The Divine Child
- Author: Pascal Bruckner
- Original title: Le Divin enfant
- Translator: Joachim Neugroschel
- Language: French
- Publisher: Éditions du Seuil
- Publication date: 1992
- Publication place: France
- Published in English: 1994
- Pages: 243
- ISBN: 9782020132152

= The Divine Child (novel) =

1992 novel by Pascal Bruckner

The Divine Child (Le Divin enfant) is a 1992 novel by the French writer Pascal Bruckner. It tells the story of twins who are educated while still in their mother's uterus and one of them ends up refusing to be born; he struggles with his mother and with God and eventually becomes a celebrity while still unborn. The book was published in English in 1994, translated by Joachim Neugroschel.

==Reception==
Stewart M. Lindh wrote in Los Angeles Times, "What Pascal Bruckner, one of France's finest contemporary novelists, does in The Divine Child is to take us on a Candide-like journey into the world of neonatology". Lindh called the novel "no mere Gaelic version of Look Who's Talking, but a fierce satire of science gone wild".

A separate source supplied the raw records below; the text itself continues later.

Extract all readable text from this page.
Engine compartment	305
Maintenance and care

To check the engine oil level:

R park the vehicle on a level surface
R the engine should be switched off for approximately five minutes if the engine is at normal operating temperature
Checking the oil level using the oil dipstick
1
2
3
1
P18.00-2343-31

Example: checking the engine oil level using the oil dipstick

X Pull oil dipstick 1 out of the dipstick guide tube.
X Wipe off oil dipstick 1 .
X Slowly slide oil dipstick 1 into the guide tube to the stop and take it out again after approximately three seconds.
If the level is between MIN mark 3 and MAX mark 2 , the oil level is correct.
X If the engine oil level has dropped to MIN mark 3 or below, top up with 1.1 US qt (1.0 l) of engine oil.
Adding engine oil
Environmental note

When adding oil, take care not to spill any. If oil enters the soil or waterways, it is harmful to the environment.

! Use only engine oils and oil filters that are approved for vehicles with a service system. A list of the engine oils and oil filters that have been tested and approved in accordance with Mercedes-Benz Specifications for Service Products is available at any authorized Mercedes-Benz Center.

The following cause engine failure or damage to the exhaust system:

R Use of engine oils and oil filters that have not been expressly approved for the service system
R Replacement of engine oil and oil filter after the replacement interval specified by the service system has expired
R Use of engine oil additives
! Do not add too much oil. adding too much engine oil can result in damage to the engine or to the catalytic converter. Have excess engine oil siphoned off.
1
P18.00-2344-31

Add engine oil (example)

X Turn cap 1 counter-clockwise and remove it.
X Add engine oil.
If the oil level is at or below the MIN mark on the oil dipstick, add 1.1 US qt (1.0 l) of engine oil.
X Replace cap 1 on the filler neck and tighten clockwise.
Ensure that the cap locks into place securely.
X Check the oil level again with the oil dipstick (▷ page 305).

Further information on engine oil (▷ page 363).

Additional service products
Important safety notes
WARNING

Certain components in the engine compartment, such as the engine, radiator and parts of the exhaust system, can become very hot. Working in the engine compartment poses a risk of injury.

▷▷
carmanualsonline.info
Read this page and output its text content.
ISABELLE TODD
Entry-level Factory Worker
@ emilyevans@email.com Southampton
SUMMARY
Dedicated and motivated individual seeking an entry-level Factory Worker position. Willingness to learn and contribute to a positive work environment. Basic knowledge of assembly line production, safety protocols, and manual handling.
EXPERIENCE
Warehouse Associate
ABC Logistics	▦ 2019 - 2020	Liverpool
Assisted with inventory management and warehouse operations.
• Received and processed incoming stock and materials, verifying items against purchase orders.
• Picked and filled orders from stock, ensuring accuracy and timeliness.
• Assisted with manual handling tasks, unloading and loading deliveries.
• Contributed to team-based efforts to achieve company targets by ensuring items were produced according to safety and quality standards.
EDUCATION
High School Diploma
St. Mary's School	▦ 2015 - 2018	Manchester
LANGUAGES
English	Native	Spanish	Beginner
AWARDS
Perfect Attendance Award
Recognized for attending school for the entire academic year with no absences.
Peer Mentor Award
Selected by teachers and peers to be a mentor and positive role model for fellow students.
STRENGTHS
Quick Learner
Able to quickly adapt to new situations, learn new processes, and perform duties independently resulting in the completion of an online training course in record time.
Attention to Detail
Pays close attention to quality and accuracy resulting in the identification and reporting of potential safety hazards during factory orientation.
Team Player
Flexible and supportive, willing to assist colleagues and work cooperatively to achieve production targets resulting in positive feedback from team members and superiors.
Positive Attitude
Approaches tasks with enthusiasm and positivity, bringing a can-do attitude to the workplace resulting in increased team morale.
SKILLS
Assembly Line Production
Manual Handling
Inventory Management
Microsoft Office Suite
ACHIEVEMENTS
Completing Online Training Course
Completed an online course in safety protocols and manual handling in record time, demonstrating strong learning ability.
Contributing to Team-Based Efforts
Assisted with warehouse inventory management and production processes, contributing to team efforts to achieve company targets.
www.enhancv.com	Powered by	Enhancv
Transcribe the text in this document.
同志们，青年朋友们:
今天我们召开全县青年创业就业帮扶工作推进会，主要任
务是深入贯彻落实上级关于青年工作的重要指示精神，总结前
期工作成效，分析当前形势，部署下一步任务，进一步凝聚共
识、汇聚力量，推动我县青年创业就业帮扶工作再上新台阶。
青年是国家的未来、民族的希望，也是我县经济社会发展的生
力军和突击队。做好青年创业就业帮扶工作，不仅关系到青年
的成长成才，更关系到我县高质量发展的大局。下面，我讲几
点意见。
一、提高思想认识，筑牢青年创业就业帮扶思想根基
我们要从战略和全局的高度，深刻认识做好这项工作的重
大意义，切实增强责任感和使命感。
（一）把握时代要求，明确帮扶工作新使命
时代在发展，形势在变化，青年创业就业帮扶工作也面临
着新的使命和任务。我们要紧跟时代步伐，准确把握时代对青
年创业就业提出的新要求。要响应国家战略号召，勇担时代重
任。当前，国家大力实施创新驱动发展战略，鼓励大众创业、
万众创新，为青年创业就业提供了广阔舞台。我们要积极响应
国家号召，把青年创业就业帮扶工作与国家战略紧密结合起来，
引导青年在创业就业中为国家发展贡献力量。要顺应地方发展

Kirkus Reviews called the novel "A would-be Rabelaisian novel from French writer Bruckner (Evil Angels, 1987), who has an interesting idea -- defy death by refusing to be born -- but smothers it with gratuitously explicit sex, grotesque physical details, and old-hat intellectualism. ... One of those too-clever novels where the writer is more intent on strutting his stuff than telling a convincing tale."